The International Committee of the Red Cross on Friday warned that three Palestinian hunger strikers were at risk of death in Israeli jail.
Samer al-Barq is on his 116th day of renewed hunger strike, Hassan Safadi has been on renewed hunger strike for 86 days and Ayman Sharawna has refused food for 76 days.
"These people are going to die unless the detaining authorities find a prompt solution," said Juan Pedro Schaerer, head of the local ICRC delegation.
Force feeding the prisoners would contradict resolutions adopted by the World Medical Association, ICRC noted.
"It is essential that their choice be respected and their dignity preserved," ICRC said in a statement.
A spokeswoman for the Israeli Prison Service could not be reached for comment.
Israel has detained al-Barq without charge or trial since July 2010. Al-Barq ended a month-long hunger strike in May after Israel agreed to address the issue of administrative detention. He resumed his hunger strike a week later when Israel renewed his detention without charge or trial.

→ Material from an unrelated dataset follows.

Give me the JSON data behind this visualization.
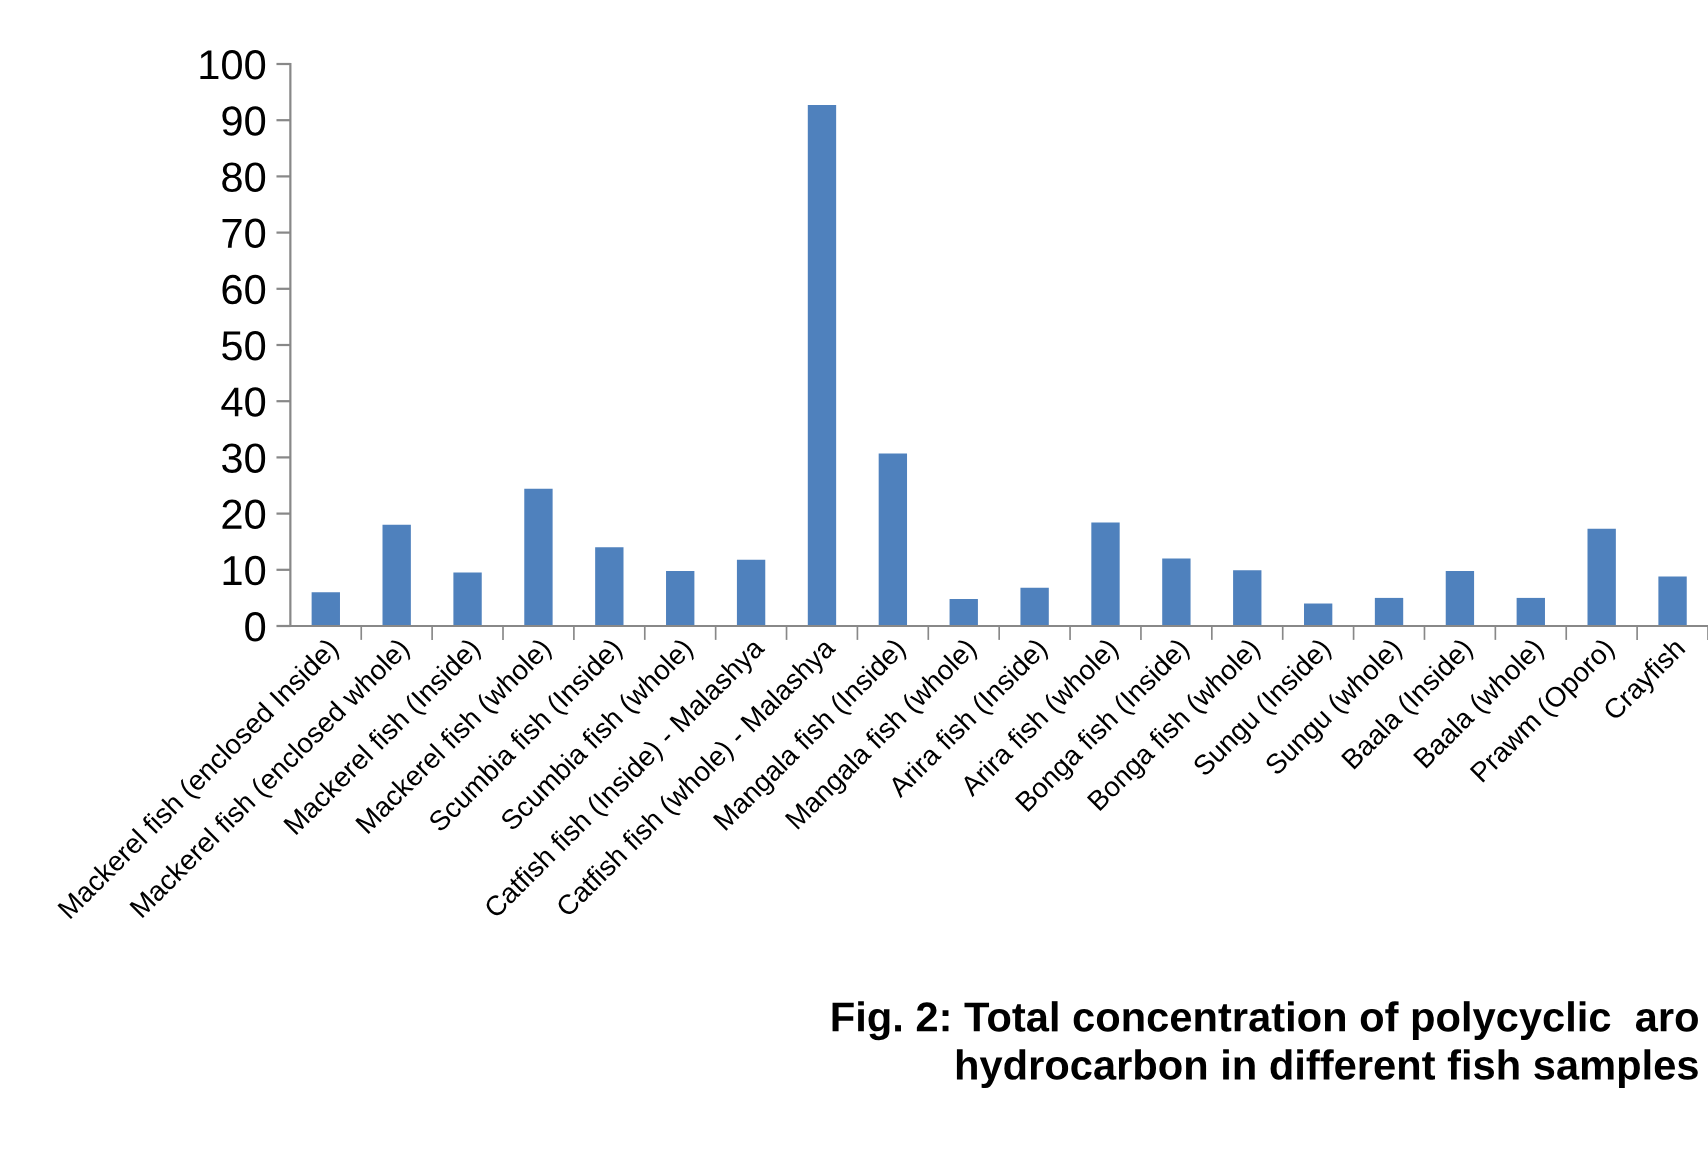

Fares Ziad, a lawyer for the prisoner rights group Addameer, visited Ramle prison clinic on Tuesday but could not meet al-Barq, who was unable to leave his bed.
Safadi is suffering heart contractions and chronic pain in his kidneys and joints, Ziad said. Israel has never brought any charges against Safadi, despite detaining him repeatedly since the mid 1990s.
Safadi ended a previous 71-day hunger strike after Israel agreed not to renew the administrative detention of long-term hunger strikers in its May deal to end a mass strike.
He restarted his hunger strike in June when Israel renewed his detention order without a trial in breach of the deal.
Ziad also visited Sharawna, who is vomiting blood as well as the water he drinks, and has lost 80 percent of his vision in his right eye.
Sharawna was released in Israel’s prisoner swap deal with Hamas in October 2011, but rearrested in January. Israel has not charged him with any crime.
The Israeli Prison Service has denied family visits to the detainees, and has only allowed independent doctors to see them when ordered to by a court.
Following a court order, a volunteer doctor from Israel’s Physicians for Human Rights visited the detainees on Monday.
PHRI called for the immediate hospitalization of the hunger strikers and warned that their lives were in imminent danger.
The advanced physical damage of the detainees "raises grave concern for maltreatment and neglect by the Israeli Prison Service doctors," PHRI said in a statement Monday.
"Of special alert is the fact that the IPS medical staff was extremely hostile in its conduct with PHR Israel’s independent doctor, and did everything within its power to withhold medical information and intimidate the doctor.
"Also of deep concern is the fact that the hospital to which they were referred examined only those factors requested by the IPS and seems to overlooked complaints or other factors in the detainees’ condition – let alone order their hospitalization rather than returning them to the prison. This conduct, PHR Israel fears, puts their health and lives in further risk."